22〜23年に自殺した小中高生1027人について、自殺未遂歴を調べたところ、2割で経験があり、女子高校生は36・9%に上った。厚生労働省は「未遂段階で専門家の支援につなげることが、自殺予防に重要だ」としている。
同省によると、22〜23年の自殺者に占める未遂経験の割合は、女子高校生が最も高く、女子中学生は17・3%、男子高校生は14・7%だった。小中高生の男女とも、未遂から1年以内に自殺するケースが半数を超えていた。
自殺の原因は、女子高校生ではうつ病などの「健康問題」が39・4%と最多で、次いで学業不振や学友との不和などの「学校問題」の34・0%だった。男子は年齢が上がるにつれ、学校問題が増える傾向にあった。 小中高生の年間の自殺者数は11年以降、300人台で推移していたが、コロナ禍の20年に499人に達してから高止まりしている。23年は513人で、過去最多だった22年(514人)と同水準だった。

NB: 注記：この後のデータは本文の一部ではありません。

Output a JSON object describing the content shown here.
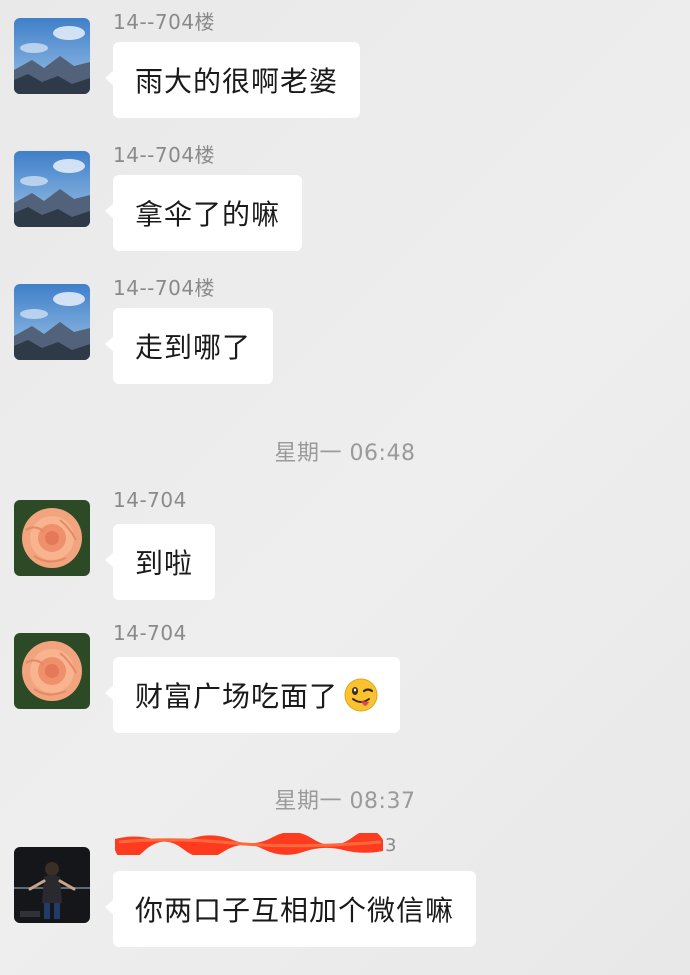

23年の自殺者全体(2万1837人)の原因では、「健康問題」が最多の1万2403人で、「経済・生活問題」は5181人、「家庭問題」は4708人となっている。
健康や家庭の問題が減る一方、経済・生活は前年より484人増えた。厚労省は「物価高などを背景とした生活苦が要因の可能性がある」と分析する。
政府は、悩みを抱える人に対し、「こころの健康相談統一ダイヤル」(0570・064・556)の利用を呼びかけている。